7 Responses to “The Torah in Haiku: Va-et’chanan

  1. avatar

    HA! After enjoying this Torah in Haiku series for a very long time, often trying my hand (badly) at writing haiku on miscellaneous Judaic themes, I actually never noticed that the Sh’ma was a haiku!!! Perfect 5/7/5!!! Shabbat Shalom! :)

  2. avatar

    Here, O Israel.
    The Eternal is our God.
    The Eternal — One!
    Where else can we find
    A haiku that works in both
    Hebrew and English?

  3. avatar

    The last part of my post is missing on this blog:
    Hear O Israel
    The Eternal Is Our G-d
    Adonai Is One
    But I like Larry’s better … all English for the final “stanza” and the curious use of “here”.
    Jordan – how wonderful that you’ve enjoyed my (mostly) weekly posts. The haiku-ness of the Sh’ma was a great discovery … I actually found it a few years ago via a web search for “Torah haiku” (yeah, I’m that vain) but didn’t think to use it for the appropriate Torah portion until this year.
    Shabbat Shalom.

  4. avatar

    @Ed Nickow
    Here?
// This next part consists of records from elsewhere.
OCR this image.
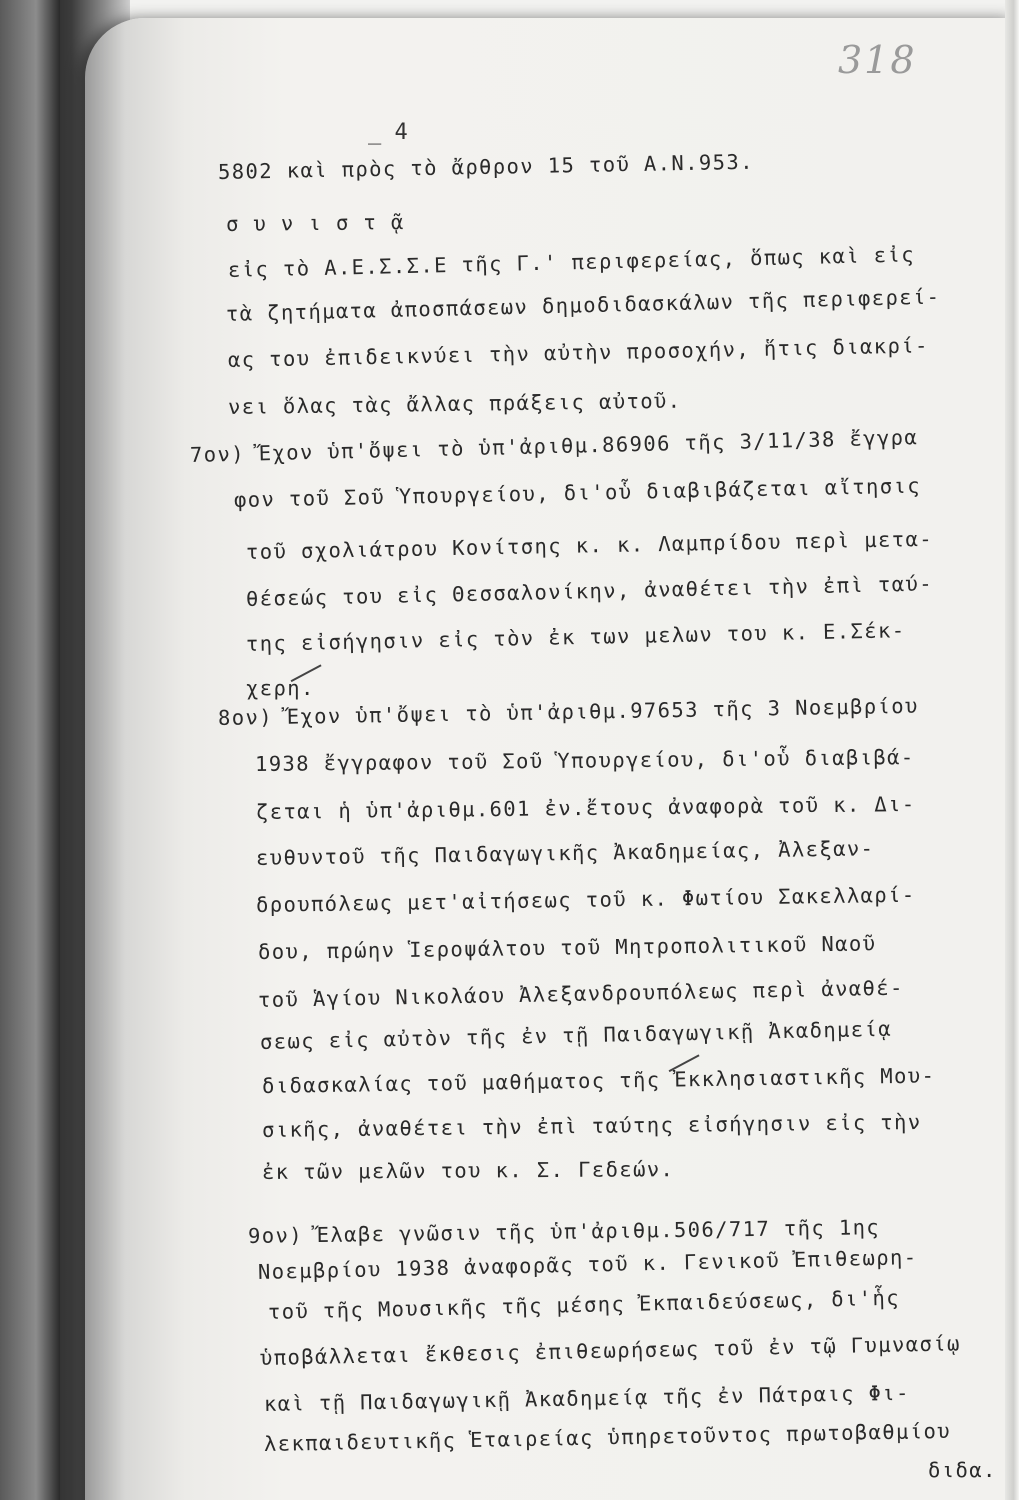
318
_ 4
5802 καὶ πρὸς τὸ ἄρθρον 15 τοῦ Α.Ν.953.
σ υ ν ι σ τ ᾷ
εἰς τὸ Α.Ε.Σ.Σ.Ε τῆς Γ.' περιφερείας, ὅπως καὶ εἰς
τὰ ζητήματα ἀποσπάσεων δημοδιδασκάλων τῆς περιφερεί-
ας του ἐπιδεικνύει τὴν αὐτὴν προσοχήν, ἥτις διακρί-
νει ὅλας τὰς ἄλλας πράξεις αὐτοῦ.
7ον) Ἔχον ὑπ'ὄψει τὸ ὑπ'ἀριθμ.86906 τῆς 3/11/38 ἔγγρα
φον τοῦ Σοῦ Ὑπουργείου, δι'οὗ διαβιβάζεται αἴτησις
τοῦ σχολιάτρου Κονίτσης κ. κ. Λαμπρίδου περὶ μετα-
θέσεώς του εἰς Θεσσαλονίκην, ἀναθέτει τὴν ἐπὶ ταύ-
της εἰσήγησιν εἰς τὸν ἐκ των μελων του κ. Ε.Σέκ-
χερη.
8ον) Ἔχον ὑπ'ὄψει τὸ ὑπ'ἀριθμ.97653 τῆς 3 Νοεμβρίου
1938 ἔγγραφον τοῦ Σοῦ Ὑπουργείου, δι'οὗ διαβιβά-
ζεται ἡ ὑπ'ἀριθμ.601 ἐν.ἔτους ἀναφορὰ τοῦ κ. Δι-
ευθυντοῦ τῆς Παιδαγωγικῆς Ἀκαδημείας, Ἀλεξαν-
δρουπόλεως μετ'αἰτήσεως τοῦ κ. Φωτίου Σακελλαρί-
δου, πρώην Ἱεροψάλτου τοῦ Μητροπολιτικοῦ Ναοῦ
τοῦ Ἁγίου Νικολάου Ἀλεξανδρουπόλεως περὶ ἀναθέ-
σεως εἰς αὐτὸν τῆς ἐν τῇ Παιδαγωγικῇ Ἀκαδημείᾳ
διδασκαλίας τοῦ μαθήματος τῆς Ἐκκλησιαστικῆς Μου-
σικῆς, ἀναθέτει τὴν ἐπὶ ταύτης εἰσήγησιν εἰς τὴν
ἐκ τῶν μελῶν του κ. Σ. Γεδεών.
9ον) Ἔλαβε γνῶσιν τῆς ὑπ'ἀριθμ.506/717 τῆς 1ης
Νοεμβρίου 1938 ἀναφορᾶς τοῦ κ. Γενικοῦ Ἐπιθεωρη-
τοῦ τῆς Μουσικῆς τῆς μέσης Ἐκπαιδεύσεως, δι'ἧς
ὑποβάλλεται ἔκθεσις ἐπιθεωρήσεως τοῦ ἐν τῷ Γυμνασίῳ
καὶ τῇ Παιδαγωγικῇ Ἀκαδημείᾳ τῆς ἐν Πάτραις Φι-
λεκπαιδευτικῆς Ἑταιρείας ὑπηρετοῦντος πρωτοβαθμίου
διδα.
In Haiku-Land?
    Or was this curious usage
    Only a typo?

  5. avatar

    Not to be a kill joy, but YHVH does not have 3 syllables like Adonai, and therefore the actual Sh’ma is not Haiku.

  6. Larry Kaufman

    @brian
    Since YHVH is not to be pronounced, we don’t know how many syllables it would have if pronounced. Christians, who do not feel bound by the strictures that bind us Jews, historically vocalized YHVH as Jehovah, which retains the Haiku-ness.
    For an Orthodox Jew, however, the pronunciation as Adonai outside of an actual prayer situation would be forbidden, and the euphemism would be HaShem. So your point might be well taken on an Orthodox blog, which this is not.

  7. avatar

    @misnogid
    Though I suppose there is no way to absolutely know for sure, a very educated guess (supported by serious scholars) is that when the Masorites voweled the text (after the name had already been lost) they put the vowel sounds from “Adonai” in YHVH to prevent anyone from saying the name. Hence Yehova.
    Also. In the tale of the burning bush, literally 1 line before God calls himself YHVH, he calls himself Ehyeh, 1 common singular of the verb to be. He calls himself YHVH a line later when giving Moses a verbatim speech, and speaking as if he was Moses, refers to himself in the third person YHVH.
    Though I suppose that maybe there is some “mystery” behind the name and its really Yuhivoh or something, essentially all educated guesses point to the 2 syllable “Yahweh.” (And, when you actually read the passage in which YHVH is traditionally said to have become THE “divine name” the first two names actually given to Moses in the passage are Ehyeh asher Ehyeh and Ehyeh, both of which have been almost completely ignored within the Temple tradition of Judaism.)
    So, I’m gonna stick with my guns here and say the Sh’ma really isn’t a Haiku.